Voyant Word Cloud of 1908 Address
Here at the University of Alberta we return for inspiration to the founding President’s words at the 1908 Address to the First Convocation. In particular we have taken to heart Henry Marshall Tory’s words about “uplifting the whole people.” Here is the relevant paragraph,
In many of the older universities men of merit were deprived of the privileges which they offered sometimes by creed or class legislation. The modern state university has sprung from a demand on the part of the people themselves for intellectual recognition, a recognition which only a century ago was denied them. The result is that such institutions must be conducted in such a way as to relate them as closely as possible to the life of the people. The people demand that knowledge shall not alone be the concern of scholars. The uplifting of the whole people shall be its final goal. This should be the concern of all educated men, it be never be forgotten.
The phrase “uplifting of the whole people” has become the promise of the University though I doubt many of us think about it more than casually. In Tory’s address it is connected with nation building and civilization. Every state in the USA has a university, now every province in Canada will get one. The state university has a special responsibility to the people. There is also a strong thread of praire populism to the address. He recognizes that universities have excluded people and been sites of privilege, something to be corrected in the “modern state university” that lists to the demands of the people and relates to them.
Tory touches on a number of other issues in his talk that we should also think through. He talks about the importance of pure intellect to the university. He connects this with “the highest ideals of life.”
[Universities] have arisen as a result of the demand of the intellect pure and simple. Quite apart from practical results, the restless energy of the human mind, slow to accomplish results, but never resting in its efforts, has demanded that a place should be found where men may be given an opportunity to fit themselves by rigid training to solve the problems of life. Thus it has become the task of the university to hold up the highest ideals of life; to help create in the hearts of men and to sustain in them a love for those things which are higher than food and raiment; to emphasize the teaching of the greatest of all teachers that man’s life consisteth not in the abundance of the things which he possesses. It has become a part of their recognized responsibility to instill a love of those things which really constitute greatness; to emphasize the things of the mind above those of the body; in relation national life to place patriotism above party; in our relations to others to place love above hate; in our relation to knowledge to choose truth and not error; in our relations to ourselves to be men not things.

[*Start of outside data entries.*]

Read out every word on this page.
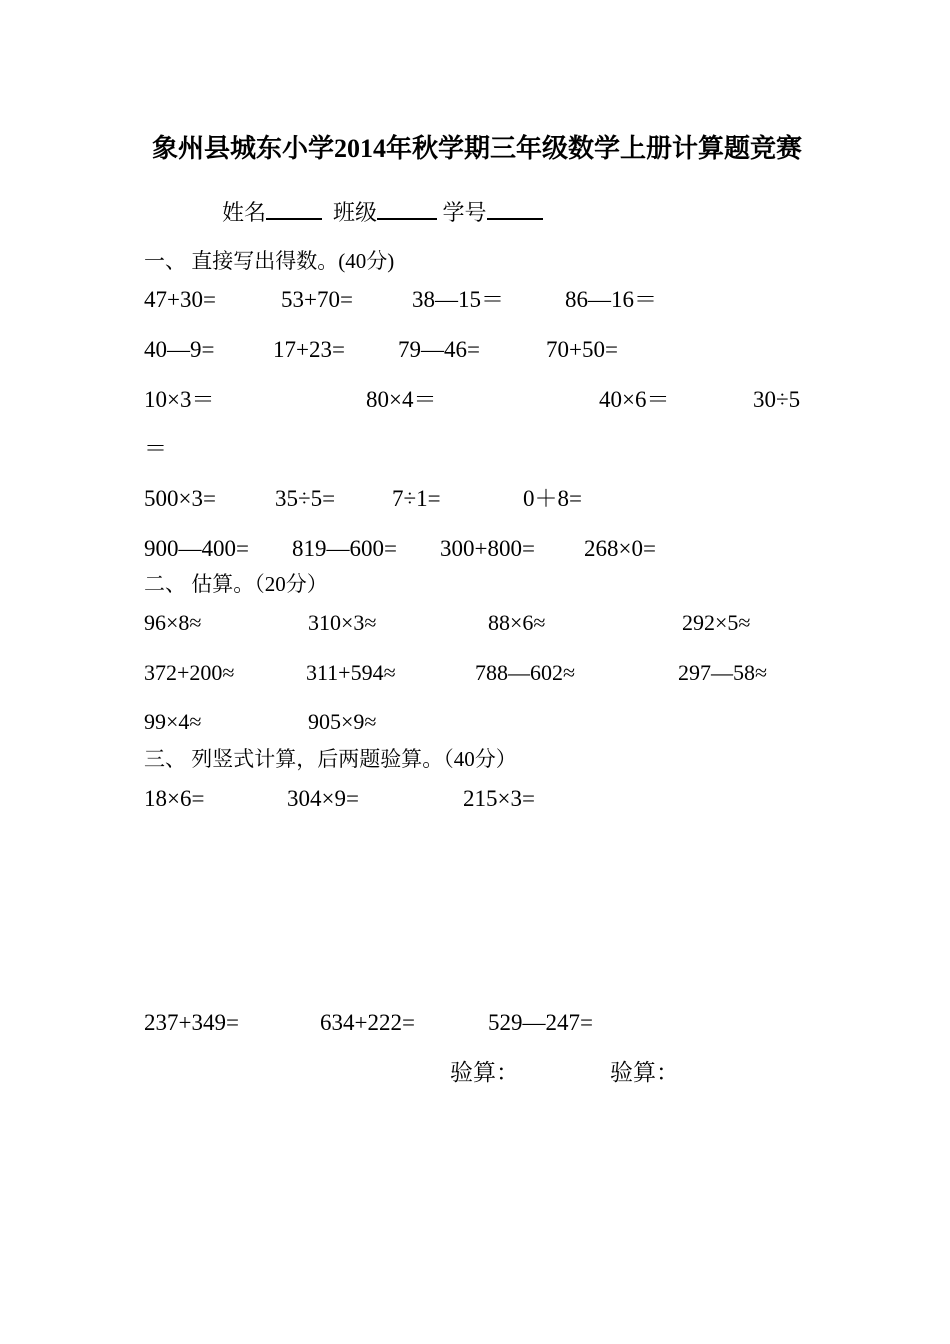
象州县城东小学2014年秋学期三年级数学上册计算题竞赛
姓名	班级	学号
一、 直接写出得数。(40分)
47+30=	53+70=	38—15＝	86—16＝
40—9=	17+23= 79—46=	70+50=
10×3＝	80×4＝	40×6＝	30÷5
＝
500×3=	35÷5= 7÷1=	0＋8=
900—400= 819—600= 300+800= 268×0=
二、 估算。（20分）
96×8≈	310×3≈	88×6≈	292×5≈
372+200≈	311+594≈	788—602≈	297—58≈
99×4≈	905×9≈
三、 列竖式计算，后两题验算。（40分）
18×6=	304×9=	215×3=
237+349=	634+222=	529—247=
验算：	验算：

He returns later to these high ideals which turn out to be echoed in the “moral and spiritual sense of the Christian world” which has triumphed over materialism. The university is to be a place that fosters ideals that are consistent with the Christian world and not a “materialistic philosophy.”

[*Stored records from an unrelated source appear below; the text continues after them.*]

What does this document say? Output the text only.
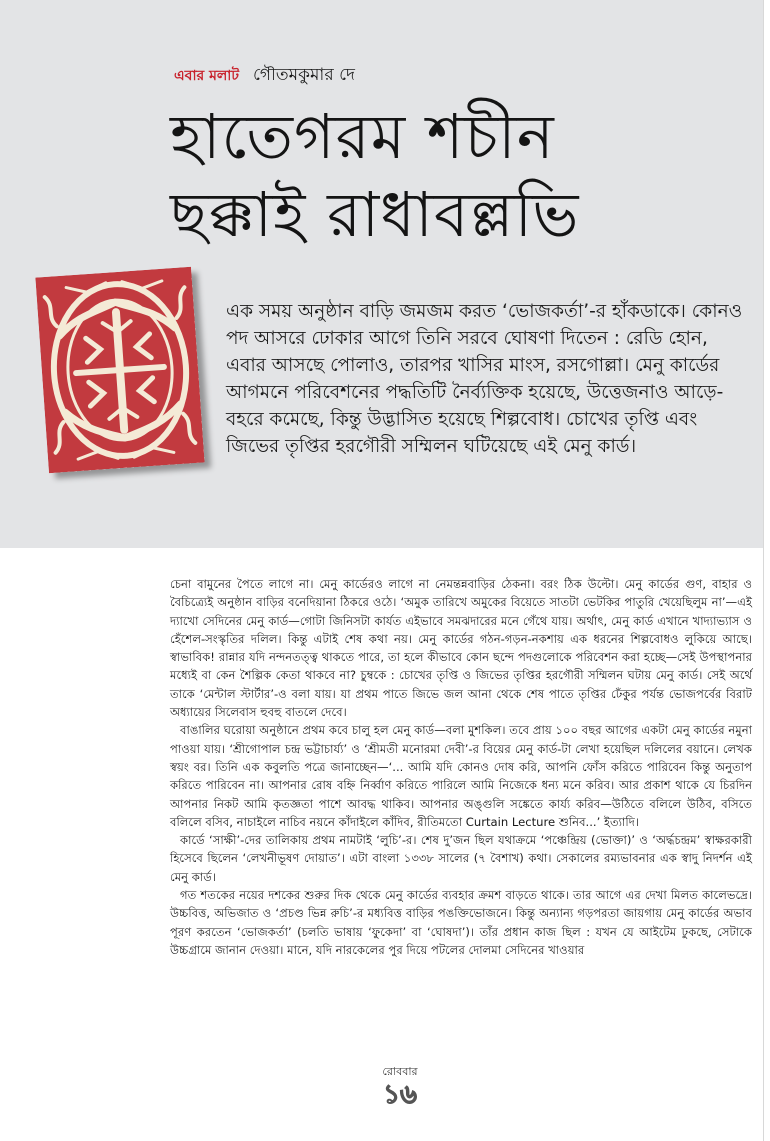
এবার মলাট গৌতমকুমার দে
হাতেগরম শচীন
ছক্কাই রাধাবল্লভি

এক সময় অনুষ্ঠান বাড়ি জমজম করত ‘ভোজকর্তা’-র হাঁকডাকে। কোনও পদ আসরে ঢোকার আগে তিনি সরবে ঘোষণা দিতেন : রেডি হোন, এবার আসছে পোলাও, তারপর খাসির মাংস, রসগোল্লা। মেনু কার্ডের আগমনে পরিবেশনের পদ্ধতিটি নৈর্ব্যক্তিক হয়েছে, উত্তেজনাও আড়ে-বহরে কমেছে, কিন্তু উদ্ভাসিত হয়েছে শিল্পবোধ। চোখের তৃপ্তি এবং জিভের তৃপ্তির হরগৌরী সম্মিলন ঘটিয়েছে এই মেনু কার্ড।

চেনা বামুনের পৈতে লাগে না। মেনু কার্ডেরও লাগে না নেমন্তন্নবাড়ির ঠেকনা। বরং ঠিক উল্টো। মেনু কার্ডের গুণ, বাহার ও বৈচিত্র্যেই অনুষ্ঠান বাড়ির বনেদিয়ানা ঠিকরে ওঠে। ‘অমুক তারিখে অমুকের বিয়েতে সাতটা ভেটকির পাতুরি খেয়েছিলুম না’—এই দ্যাখো সেদিনের মেনু কার্ড—গোটা জিনিসটা কার্যত এইভাবে সমঝদারের মনে গেঁথে যায়। অর্থাৎ, মেনু কার্ড এখানে খাদ্যাভ্যাস ও হেঁশেল-সংস্কৃতির দলিল। কিন্তু এটাই শেষ কথা নয়। মেনু কার্ডের গঠন-গড়ন-নকশায় এক ধরনের শিল্পবোধও লুকিয়ে আছে। স্বাভাবিক! রান্নার যদি নন্দনতত্ত্ব থাকতে পারে, তা হলে কীভাবে কোন ছন্দে পদগুলোকে পরিবেশন করা হচ্ছে—সেই উপস্থাপনার মধ্যেই বা কেন শৈল্পিক কেতা থাকবে না? চুম্বকে : চোখের তৃপ্তি ও জিভের তৃপ্তির হরগৌরী সম্মিলন ঘটায় মেনু কার্ড। সেই অর্থে তাকে ‘মেন্টাল স্টার্টার’-ও বলা যায়। যা প্রথম পাতে জিভে জল আনা থেকে শেষ পাতে তৃপ্তির ঢেঁকুর পর্যন্ত ভোজপর্বের বিরাট অধ্যায়ের সিলেবাস হুবহু বাতলে দেবে।

বাঙালির ঘরোয়া অনুষ্ঠানে প্রথম কবে চালু হল মেনু কার্ড—বলা মুশকিল। তবে প্রায় ১০০ বছর আগের একটা মেনু কার্ডের নমুনা পাওয়া যায়। ‘শ্রীগোপাল চন্দ্র ভট্টাচার্য্য’ ও ‘শ্রীমতী মনোরমা দেবী’-র বিয়ের মেনু কার্ড-টা লেখা হয়েছিল দলিলের বয়ানে। লেখক স্বয়ং বর। তিনি এক কবুলতি পত্রে জানাচ্ছেন—‘... আমি যদি কোনও দোষ করি, আপনি ফোঁস করিতে পারিবেন কিন্তু অনুতাপ করিতে পারিবেন না। আপনার রোষ বহ্নি নির্ব্বাণ করিতে পারিলে আমি নিজেকে ধন্য মনে করিব। আর প্রকাশ থাকে যে চিরদিন আপনার নিকট আমি কৃতজ্ঞতা পাশে আবদ্ধ থাকিব। আপনার অঙ্গুলি সঙ্কেতে কার্য্য করিব—উঠিতে বলিলে উঠিব, বসিতে বলিলে বসিব, নাচাইলে নাচিব নয়নে কাঁদাইলে কাঁদিব, রীতিমতো Curtain Lecture শুনিব...’ ইত্যাদি।

কার্ডে ‘সাক্ষী’-দের তালিকায় প্রথম নামটাই ‘লুচি’-র। শেষ দু’জন ছিল যথাক্রমে ‘পঞ্চেন্দ্রিয় (ভোক্তা)’ ও ‘অর্দ্ধচন্দ্রম’ স্বাক্ষরকারী হিসেবে ছিলেন ‘লেখনীভূষণ দোয়াত’। এটা বাংলা ১৩৩৮ সালের (৭ বৈশাখ) কথা। সেকালের রম্যভাবনার এক স্বাদু নিদর্শন এই মেনু কার্ড।

গত শতকের নয়ের দশকের শুরুর দিক থেকে মেনু কার্ডের ব্যবহার ক্রমশ বাড়তে থাকে। তার আগে এর দেখা মিলত কালেভদ্রে। উচ্চবিত্ত, অভিজাত ও ‘প্রচণ্ড ভিন্ন রুচি’-র মধ্যবিত্ত বাড়ির পঙক্তিভোজনে। কিন্তু অন্যান্য গড়পরতা জায়গায় মেনু কার্ডের অভাব পূরণ করতেন ‘ভোজকর্তা’ (চলতি ভাষায় ‘ফুকেদা’ বা ‘ঘোষদা’)। তাঁর প্রধান কাজ ছিল : যখন যে আইটেম ঢুকছে, সেটাকে উচ্চগ্রামে জানান দেওয়া। মানে, যদি নারকেলের পুর দিয়ে পটলের দোলমা সেদিনের খাওয়ার

রোববার
১৬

Did I say materialism was dead? I say it again! Man knows that he is greater than the clod and in that knowledge lies his supremacy. The age of thought has only begun. In spite of the practical and materialistic philosophy which expresses itself still [in] the commercial spirit of the age I assert the deepest conviction of my being that thought and mind are still supreme. We who teach may be called idealists. Let me say to you that the idealist still lives and lifts his head to the stars and declares the impossible can be accomplished. All the ages of progress have been his ages and when the spirit of a material age is dead and the philosophy of materialism is forgotten the idealist will still be conquering the world.

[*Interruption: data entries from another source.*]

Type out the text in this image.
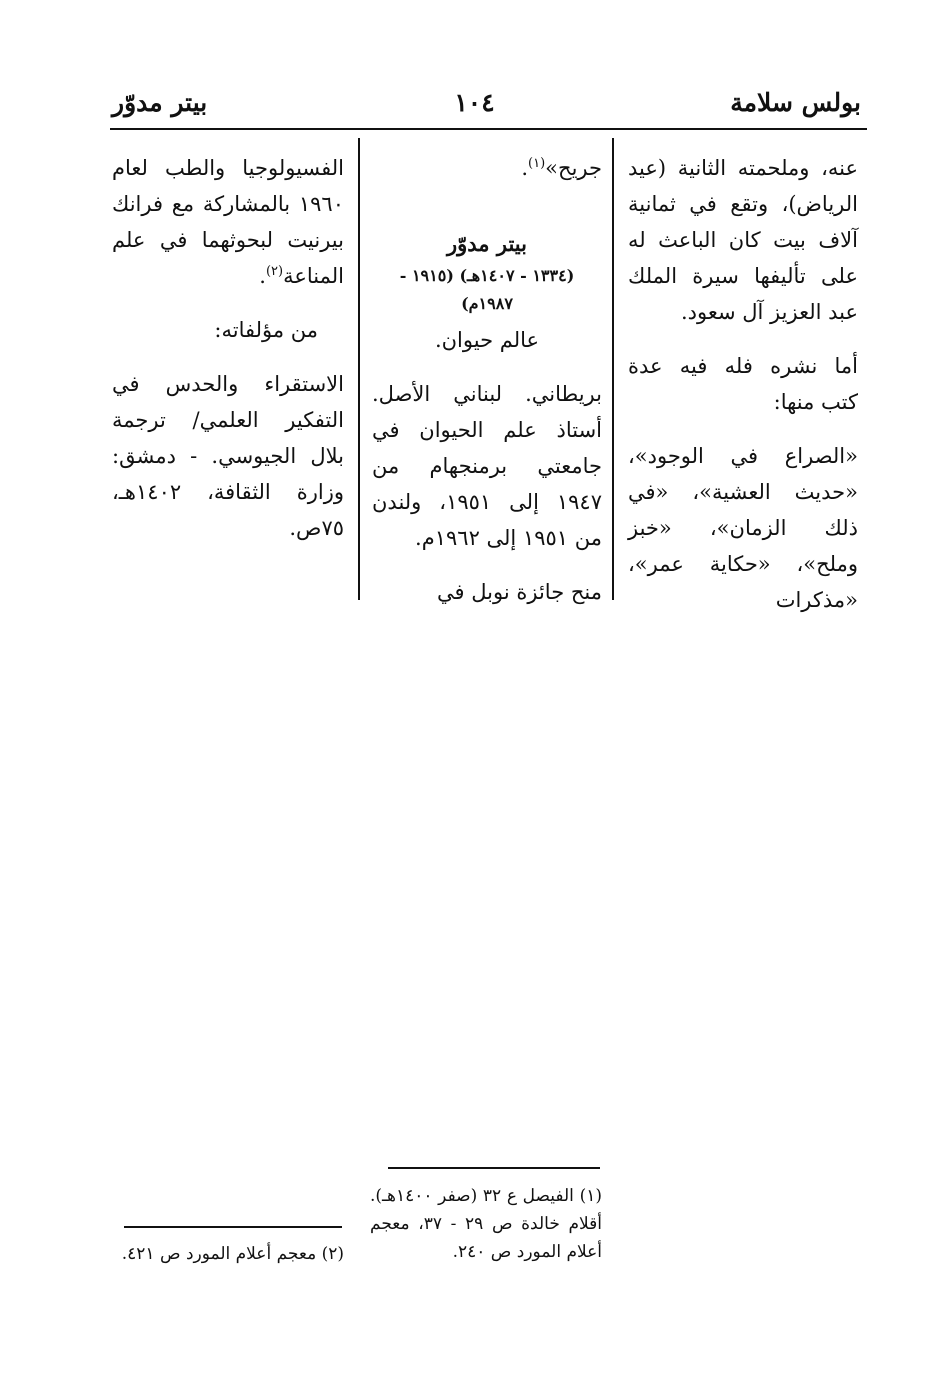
بولس سلامة
١٠٤
بيتر مدوّر

عنه، وملحمته الثانية (عيد الرياض)، وتقع في ثمانية آلاف بيت كان الباعث له على تأليفها سيرة الملك عبد العزيز آل سعود.

أما نشره فله فيه عدة كتب منها:

«الصراع في الوجود»، «حديث العشية»، «في ذلك الزمان»، «خبز وملح»، «حكاية عمر»، «مذكرات

جريح»$^{(١)}$.

بيتر مدوّر

(١٣٣٤ - ١٤٠٧هـ) (١٩١٥ - ١٩٨٧م)

عالم حيوان.

بريطاني. لبناني الأصل. أستاذ علم الحيوان في جامعتي برمنجهام من ١٩٤٧ إلى ١٩٥١، ولندن من ١٩٥١ إلى ١٩٦٢م.

منح جائزة نوبل في

الفسيولوجيا والطب لعام ١٩٦٠ بالمشاركة مع فرانك بيرنيت لبحوثهما في علم المناعة$^{(٢)}$.

من مؤلفاته:

الاستقراء والحدس في التفكير العلمي/ ترجمة بلال الجيوسي. - دمشق: وزارة الثقافة، ١٤٠٢هـ، ٧٥ص.

(١) الفيصل ع ٣٢ (صفر ١٤٠٠هـ). أقلام خالدة ص ٢٩ - ٣٧، معجم أعلام المورد ص ٢٤٠.

(٢) معجم أعلام المورد ص ٤٢١.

Tory touches on the importance of faculty and admonishes that faculty not be treated as “state officers.”
The members of the university staff must not be thought of in the ordinary way as state officers. They must rather be regarded in the light of independent thinkers and scholars who are to bring us into that appreciation of those higher things about which I was speaking a moment ago.
He then goes on to talk about teaching and giving faculty the freedom to teach well. He trusts us to handle this freedom with discretion.
Our professors are first of all teachers. To them the largest freedom must be given. It is their duty to push into the heart of things that the truth and nothing but the truth may be, discovered. I am sure they will temper freedom with discretion.
While on the whole the address is remarkably current there are two dated and distasteful aspects. First of all is the sexism of the language that talks only of men and manhood. There is no recognition that women might be part of the whole people. I hear the echo of muscular and rational Christianity in this address. Secondly there is a race consciousness or pride in Alberta’s youth and mingling of peoples that strikes me as vanity.
We are not a degenerate race, we are a race produced by the mingling of the best blood. We are not yet dissolute in temper, but still have the firmness to govern and the grace to obey. We are rich in the inheritance of honour bequeathed to us through a thousand years of noble history and we may make it our daily thirst to increase it with splendid service, so that if it be a sin to covet honour, Canadians should be the most offending souls alive.